We want our coin to keep spinning after the very first walk around. We will require a brand-new loop
property and a conditional which resets the frame index and tick count if the last frame.
However wait! Without a loop the update will just run as soon as. We need to run the upgrade on a loop …
We utilize requestAnimationFrame
(See Paul Irish’s post for a requestAnimationFrame polyfill for support in older internet browsers) to update and render the sprite at the exact same rate that the browser repaints.
Close, but something is not rather ideal.
ClearRect Technique
The clearRect
approach enables us to clear an area of the location canvas between animation frames.
context.clearRect(x, y, width, height)
x |
Clear rectangle x position |
y |
Clear rectangular shape y position |
width |
Clear rectangle width |
height |
Clear rectangle height |

Cleaning the canvas between frames offers us our complete sprite animation.
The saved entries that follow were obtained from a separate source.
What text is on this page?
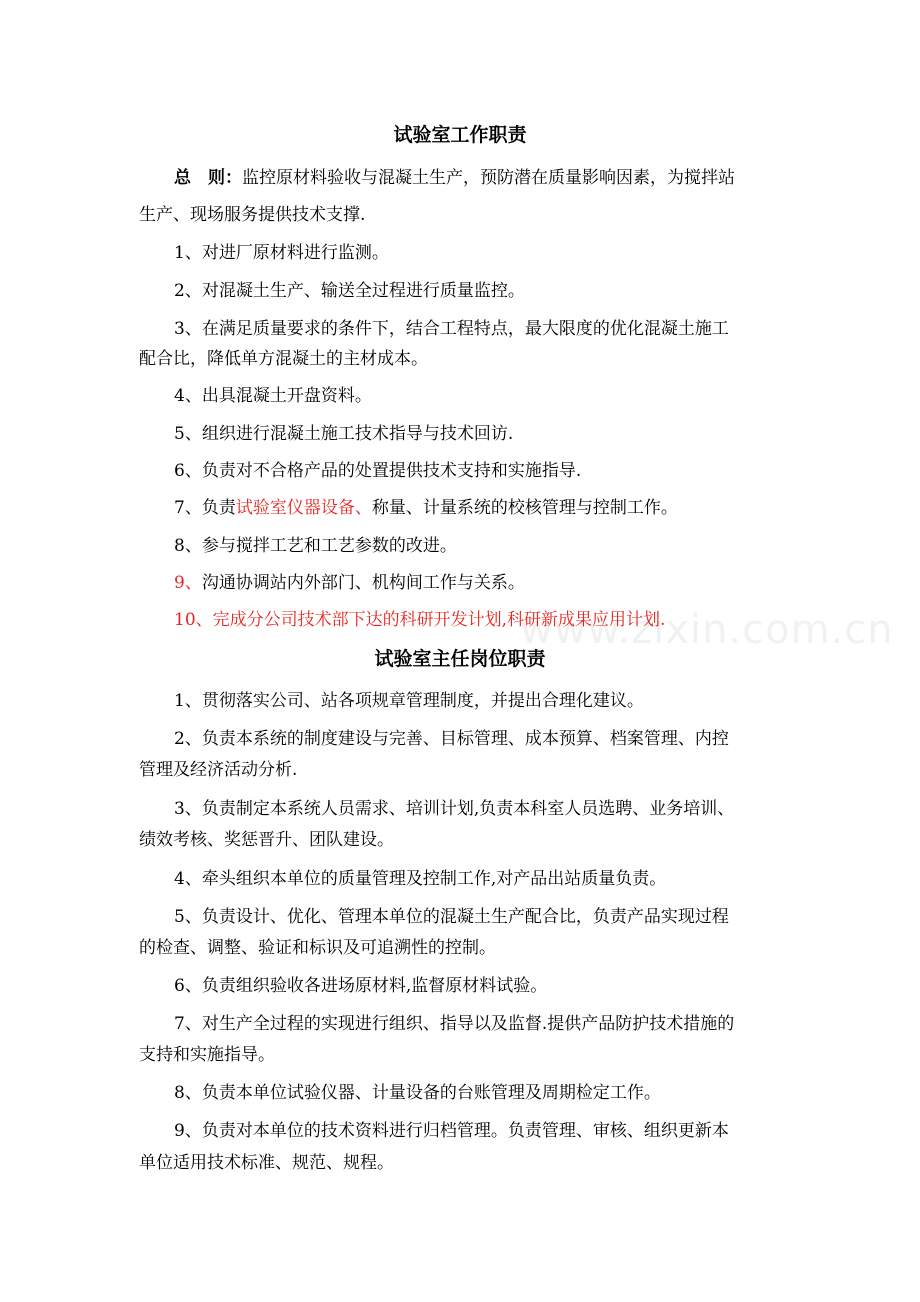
试验室工作职责
总　则：监控原材料验收与混凝土生产，预防潜在质量影响因素，为搅拌站
生产、现场服务提供技术支撑.
1、对进厂原材料进行监测。
2、对混凝土生产、输送全过程进行质量监控。
3、在满足质量要求的条件下，结合工程特点，最大限度的优化混凝土施工
配合比，降低单方混凝土的主材成本。
4、出具混凝土开盘资料。
5、组织进行混凝土施工技术指导与技术回访.
6、负责对不合格产品的处置提供技术支持和实施指导.
7、负责试验室仪器设备、称量、计量系统的校核管理与控制工作。
8、参与搅拌工艺和工艺参数的改进。
9、沟通协调站内外部门、机构间工作与关系。
10、完成分公司技术部下达的科研开发计划,科研新成果应用计划.
www.zixin.com.cn
试验室主任岗位职责
1、贯彻落实公司、站各项规章管理制度，并提出合理化建议。
2、负责本系统的制度建设与完善、目标管理、成本预算、档案管理、内控
管理及经济活动分析.
3、负责制定本系统人员需求、培训计划,负责本科室人员选聘、业务培训、
绩效考核、奖惩晋升、团队建设。
4、牵头组织本单位的质量管理及控制工作,对产品出站质量负责。
5、负责设计、优化、管理本单位的混凝土生产配合比，负责产品实现过程
的检查、调整、验证和标识及可追溯性的控制。
6、负责组织验收各进场原材料,监督原材料试验。
7、对生产全过程的实现进行组织、指导以及监督.提供产品防护技术措施的
支持和实施指导。
8、负责本单位试验仪器、计量设备的台账管理及周期检定工作。
9、负责对本单位的技术资料进行归档管理。负责管理、审核、组织更新本
单位适用技术标准、规范、规程。
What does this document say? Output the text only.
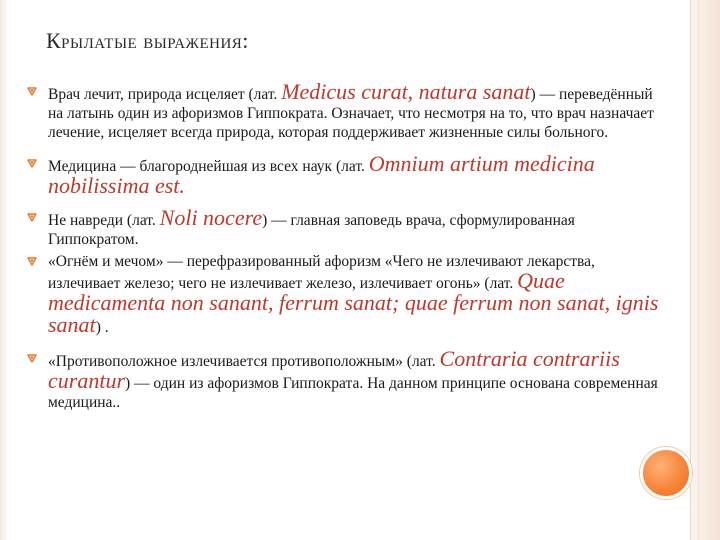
Крылатые выражения:
Врач лечит, природа исцеляет (лат. Medicus curat, natura sanat) — переведённый на латынь один из афоризмов Гиппократа. Означает, что несмотря на то, что врач назначает лечение, исцеляет всегда природа, которая поддерживает жизненные силы больного.
Медицина — благороднейшая из всех наук (лат. Omnium artium medicina nobilissima est.
Не навреди (лат. Noli nocere) — главная заповедь врача, сформулированная Гиппократом.
«Огнём и мечом» — перефразированный афоризм «Чего не излечивают лекарства, излечивает железо; чего не излечивает железо, излечивает огонь» (лат. Quae medicamenta non sanant, ferrum sanat; quae ferrum non sanat, ignis sanat) .
«Противоположное излечивается противоположным» (лат. Contraria contrariis curantur) — один из афоризмов Гиппократа. На данном принципе основана современная медицина..
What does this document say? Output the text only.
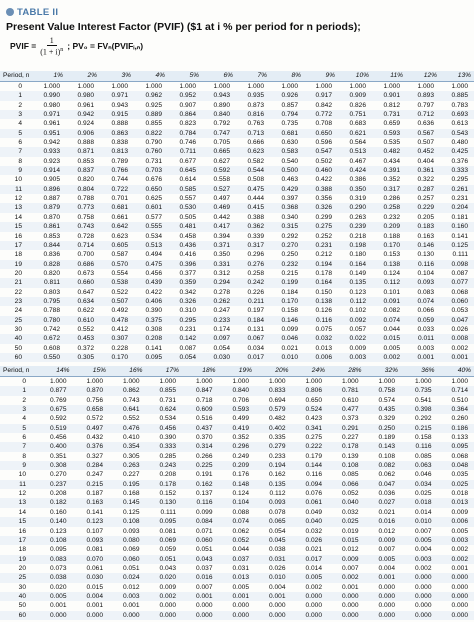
TABLE II
Present Value Interest Factor (PVIF) ($1 at i % per period for n periods);
PVIF = $\frac{1}{(1 + i)^n}$ ; PV₀ = FVₙ(PVIFᵢ,ₙ)
Period, n	1%	2%	3%	4%	5%	6%	7%	8%	9%	10%	11%	12%	13%
0	1.000	1.000	1.000	1.000	1.000	1.000	1.000	1.000	1.000	1.000	1.000	1.000	1.000
1	0.990	0.980	0.971	0.962	0.952	0.943	0.935	0.926	0.917	0.909	0.901	0.893	0.885
2	0.980	0.961	0.943	0.925	0.907	0.890	0.873	0.857	0.842	0.826	0.812	0.797	0.783
3	0.971	0.942	0.915	0.889	0.864	0.840	0.816	0.794	0.772	0.751	0.731	0.712	0.693
4	0.961	0.924	0.888	0.855	0.823	0.792	0.763	0.735	0.708	0.683	0.659	0.636	0.613
5	0.951	0.906	0.863	0.822	0.784	0.747	0.713	0.681	0.650	0.621	0.593	0.567	0.543
6	0.942	0.888	0.838	0.790	0.746	0.705	0.666	0.630	0.596	0.564	0.535	0.507	0.480
7	0.933	0.871	0.813	0.760	0.711	0.665	0.623	0.583	0.547	0.513	0.482	0.452	0.425
8	0.923	0.853	0.789	0.731	0.677	0.627	0.582	0.540	0.502	0.467	0.434	0.404	0.376
9	0.914	0.837	0.766	0.703	0.645	0.592	0.544	0.500	0.460	0.424	0.391	0.361	0.333
10	0.905	0.820	0.744	0.676	0.614	0.558	0.508	0.463	0.422	0.386	0.352	0.322	0.295
11	0.896	0.804	0.722	0.650	0.585	0.527	0.475	0.429	0.388	0.350	0.317	0.287	0.261
12	0.887	0.788	0.701	0.625	0.557	0.497	0.444	0.397	0.356	0.319	0.286	0.257	0.231
13	0.879	0.773	0.681	0.601	0.530	0.469	0.415	0.368	0.326	0.290	0.258	0.229	0.204
14	0.870	0.758	0.661	0.577	0.505	0.442	0.388	0.340	0.299	0.263	0.232	0.205	0.181
15	0.861	0.743	0.642	0.555	0.481	0.417	0.362	0.315	0.275	0.239	0.209	0.183	0.160
16	0.853	0.728	0.623	0.534	0.458	0.394	0.339	0.292	0.252	0.218	0.188	0.163	0.141
17	0.844	0.714	0.605	0.513	0.436	0.371	0.317	0.270	0.231	0.198	0.170	0.146	0.125
18	0.836	0.700	0.587	0.494	0.416	0.350	0.296	0.250	0.212	0.180	0.153	0.130	0.111
19	0.828	0.686	0.570	0.475	0.396	0.331	0.276	0.232	0.194	0.164	0.138	0.116	0.098
20	0.820	0.673	0.554	0.456	0.377	0.312	0.258	0.215	0.178	0.149	0.124	0.104	0.087
21	0.811	0.660	0.538	0.439	0.359	0.294	0.242	0.199	0.164	0.135	0.112	0.093	0.077
22	0.803	0.647	0.522	0.422	0.342	0.278	0.226	0.184	0.150	0.123	0.101	0.083	0.068
23	0.795	0.634	0.507	0.406	0.326	0.262	0.211	0.170	0.138	0.112	0.091	0.074	0.060
24	0.788	0.622	0.492	0.390	0.310	0.247	0.197	0.158	0.126	0.102	0.082	0.066	0.053
25	0.780	0.610	0.478	0.375	0.295	0.233	0.184	0.146	0.116	0.092	0.074	0.059	0.047
30	0.742	0.552	0.412	0.308	0.231	0.174	0.131	0.099	0.075	0.057	0.044	0.033	0.026
40	0.672	0.453	0.307	0.208	0.142	0.097	0.067	0.046	0.032	0.022	0.015	0.011	0.008
50	0.608	0.372	0.228	0.141	0.087	0.054	0.034	0.021	0.013	0.009	0.005	0.003	0.002
60	0.550	0.305	0.170	0.095	0.054	0.030	0.017	0.010	0.006	0.003	0.002	0.001	0.001
Period, n	14%	15%	16%	17%	18%	19%	20%	24%	28%	32%	36%	40%
0	1.000	1.000	1.000	1.000	1.000	1.000	1.000	1.000	1.000	1.000	1.000	1.000
1	0.877	0.870	0.862	0.855	0.847	0.840	0.833	0.806	0.781	0.758	0.735	0.714
2	0.769	0.756	0.743	0.731	0.718	0.706	0.694	0.650	0.610	0.574	0.541	0.510
3	0.675	0.658	0.641	0.624	0.609	0.593	0.579	0.524	0.477	0.435	0.398	0.364
4	0.592	0.572	0.552	0.534	0.516	0.499	0.482	0.423	0.373	0.329	0.292	0.260
5	0.519	0.497	0.476	0.456	0.437	0.419	0.402	0.341	0.291	0.250	0.215	0.186
6	0.456	0.432	0.410	0.390	0.370	0.352	0.335	0.275	0.227	0.189	0.158	0.133
7	0.400	0.376	0.354	0.333	0.314	0.296	0.279	0.222	0.178	0.143	0.116	0.095
8	0.351	0.327	0.305	0.285	0.266	0.249	0.233	0.179	0.139	0.108	0.085	0.068
9	0.308	0.284	0.263	0.243	0.225	0.209	0.194	0.144	0.108	0.082	0.063	0.048
10	0.270	0.247	0.227	0.208	0.191	0.176	0.162	0.116	0.085	0.062	0.046	0.035
11	0.237	0.215	0.195	0.178	0.162	0.148	0.135	0.094	0.066	0.047	0.034	0.025
12	0.208	0.187	0.168	0.152	0.137	0.124	0.112	0.076	0.052	0.036	0.025	0.018
13	0.182	0.163	0.145	0.130	0.116	0.104	0.093	0.061	0.040	0.027	0.018	0.013
14	0.160	0.141	0.125	0.111	0.099	0.088	0.078	0.049	0.032	0.021	0.014	0.009
15	0.140	0.123	0.108	0.095	0.084	0.074	0.065	0.040	0.025	0.016	0.010	0.006
16	0.123	0.107	0.093	0.081	0.071	0.062	0.054	0.032	0.019	0.012	0.007	0.005
17	0.108	0.093	0.080	0.069	0.060	0.052	0.045	0.026	0.015	0.009	0.005	0.003
18	0.095	0.081	0.069	0.059	0.051	0.044	0.038	0.021	0.012	0.007	0.004	0.002
19	0.083	0.070	0.060	0.051	0.043	0.037	0.031	0.017	0.009	0.005	0.003	0.002
20	0.073	0.061	0.051	0.043	0.037	0.031	0.026	0.014	0.007	0.004	0.002	0.001
25	0.038	0.030	0.024	0.020	0.016	0.013	0.010	0.005	0.002	0.001	0.000	0.000
30	0.020	0.015	0.012	0.009	0.007	0.005	0.004	0.002	0.001	0.000	0.000	0.000
40	0.005	0.004	0.003	0.002	0.001	0.001	0.001	0.000	0.000	0.000	0.000	0.000
50	0.001	0.001	0.001	0.000	0.000	0.000	0.000	0.000	0.000	0.000	0.000	0.000
60	0.000	0.000	0.000	0.000	0.000	0.000	0.000	0.000	0.000	0.000	0.000	0.000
Sprite Animation Demonstration
Demonstration can be packed here or downloaded at the end of the short article.
Coin Tap Game
Now that we have actually found out how to create a sprite animation on HTML5 canvas we can use the video game loop and animation to develop a game. Let’s keep the game simple: tap a coin to get points.
To create our video game we need to include a couple of event listeners for desktop (mousedown
) and mobile (touchstart
) and after that use a simple circle crash detection to identify if the coin is tapped. If a coin is struck we remove the coin and produce a brand-new one leading to a score based on the coin size. When creating brand-new coins the size and speed of spin are randomized.
We are drawing more than one sprite on the canvas now, so rather of clearing the canvas when we render a sprite we require to we need to clear the canvas at the beginning the game loop. If we didn’t we would clear the all the previous sprites.
With these updates we can produce our Coin Tap Game; let’s provide it a try!